You can run multiple versions of a model simultaneously and route traffic to them based on your own logic.
Here’s how you can set up A/B testing for model versions in Triton Inference Server.
Let’s say you have two versions of a resnet50 model: 1 and 2. You want to send 80% of your inference requests to version 1 and 20% to version 2.
First, ensure both model versions are correctly placed in your model repository. Your repository structure would look something like this:
model_repository/
resnet50/
1/
model.plan
schedule.json
2/
model.plan
schedule.json
The key to A/B testing in Triton lies in the schedule.json file. This file allows you to define how requests are routed to different model versions.
For version 1 (which will receive 80% of the traffic), your schedule.json would look like this:
{
"default": {
"priority": 1,
"weights": {
"1": 0.8
}
}
}
In this configuration:
"default": This is the primary routing configuration."priority": 1: Higher priority configurations are evaluated first."weights": {"1": 0.8}: This assigns a weight of0.8(80%) to the model version named1.
For version 2 (which will receive 20% of the traffic), your schedule.json would be:
{
"default": {
"priority": 1,
"weights": {
"2": 0.2
}
}
}
Here, "weights": {"2": 0.2} assigns a weight of 0.2 (20%) to model version 2.
When Triton loads the resnet50 model, it reads these schedule.json files. If multiple versions are present and have routing configurations, Triton will automatically apply the specified weights for traffic distribution.
To verify this is working, you can send a large number of inference requests to the resnet50 model endpoint and monitor the logs or use metrics to observe the distribution of requests across the two versions. You’d expect to see roughly 80% of requests being processed by version 1 and 20% by version 2.
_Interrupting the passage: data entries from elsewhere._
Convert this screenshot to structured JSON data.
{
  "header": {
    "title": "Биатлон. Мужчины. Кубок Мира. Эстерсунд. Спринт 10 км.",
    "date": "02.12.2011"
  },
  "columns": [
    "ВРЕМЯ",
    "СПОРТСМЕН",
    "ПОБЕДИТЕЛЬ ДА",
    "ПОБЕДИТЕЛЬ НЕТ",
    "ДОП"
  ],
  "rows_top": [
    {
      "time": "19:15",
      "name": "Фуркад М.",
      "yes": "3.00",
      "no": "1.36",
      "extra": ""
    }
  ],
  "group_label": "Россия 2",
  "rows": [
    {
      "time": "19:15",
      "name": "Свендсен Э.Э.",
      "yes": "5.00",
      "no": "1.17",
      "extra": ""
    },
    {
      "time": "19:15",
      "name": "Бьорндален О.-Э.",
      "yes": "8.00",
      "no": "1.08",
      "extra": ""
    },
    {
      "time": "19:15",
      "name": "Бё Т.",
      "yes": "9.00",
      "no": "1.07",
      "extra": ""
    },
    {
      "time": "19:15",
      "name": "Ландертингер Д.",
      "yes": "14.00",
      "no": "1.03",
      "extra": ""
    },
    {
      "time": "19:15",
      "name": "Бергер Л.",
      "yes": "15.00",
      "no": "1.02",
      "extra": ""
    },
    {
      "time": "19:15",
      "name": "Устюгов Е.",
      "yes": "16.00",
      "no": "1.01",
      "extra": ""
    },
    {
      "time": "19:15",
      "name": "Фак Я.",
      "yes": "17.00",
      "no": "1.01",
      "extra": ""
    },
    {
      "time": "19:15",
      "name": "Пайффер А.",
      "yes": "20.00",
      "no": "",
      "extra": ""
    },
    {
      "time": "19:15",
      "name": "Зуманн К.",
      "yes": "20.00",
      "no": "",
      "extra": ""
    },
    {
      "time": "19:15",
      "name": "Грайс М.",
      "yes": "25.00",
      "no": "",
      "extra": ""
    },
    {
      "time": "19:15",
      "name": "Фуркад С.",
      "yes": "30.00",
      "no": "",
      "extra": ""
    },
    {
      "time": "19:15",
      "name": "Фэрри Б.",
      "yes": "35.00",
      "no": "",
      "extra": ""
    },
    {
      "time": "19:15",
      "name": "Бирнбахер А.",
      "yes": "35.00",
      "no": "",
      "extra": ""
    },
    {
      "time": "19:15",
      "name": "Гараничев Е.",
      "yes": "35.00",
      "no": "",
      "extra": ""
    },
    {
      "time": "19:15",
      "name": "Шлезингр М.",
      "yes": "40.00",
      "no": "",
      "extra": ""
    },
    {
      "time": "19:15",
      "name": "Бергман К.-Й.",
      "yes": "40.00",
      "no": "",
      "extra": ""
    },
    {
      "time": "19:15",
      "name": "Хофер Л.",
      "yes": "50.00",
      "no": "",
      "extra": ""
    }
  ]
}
Triton’s A/B testing is not limited to simple weight-based routing. You can also define priority levels and more complex routing rules based on request headers or other metadata, although weight-based distribution is the most common for A/B testing.
The schedule.json file is evaluated at model load time. If you need to change the traffic split dynamically without restarting Triton, you would typically need to reload the model or use Triton’s dynamic model management features.
The model repository structure is crucial. Triton expects each version of a model to be in its own subdirectory (e.g., 1, 2, 3) within the main model directory (e.g., resnet50). The schedule.json file resides at the same level as these version directories.
When you configure weights in schedule.json, Triton uses a probabilistic approach. For each incoming request, it randomly selects a model version to route to based on the assigned probabilities. This ensures a smooth distribution over a large number of requests.
A common pitfall is misinterpreting the priority field. Higher numerical values for priority indicate lower priority. Triton evaluates configurations from highest priority (lowest number) to lowest priority (highest number). If a request matches a higher priority configuration, it’s routed according to that configuration, and lower priority configurations are ignored for that request.
You might also encounter issues if the weights in your schedule.json files do not sum up to 1.0 across all configurations for a given model. Triton might default to a uniform distribution or error out depending on the exact configuration and Triton version. Always ensure your weights are normalized.
The next step you’ll likely explore is implementing canary deployments, where a small percentage of traffic is gradually shifted to a new model version to test its stability and performance before a full rollout.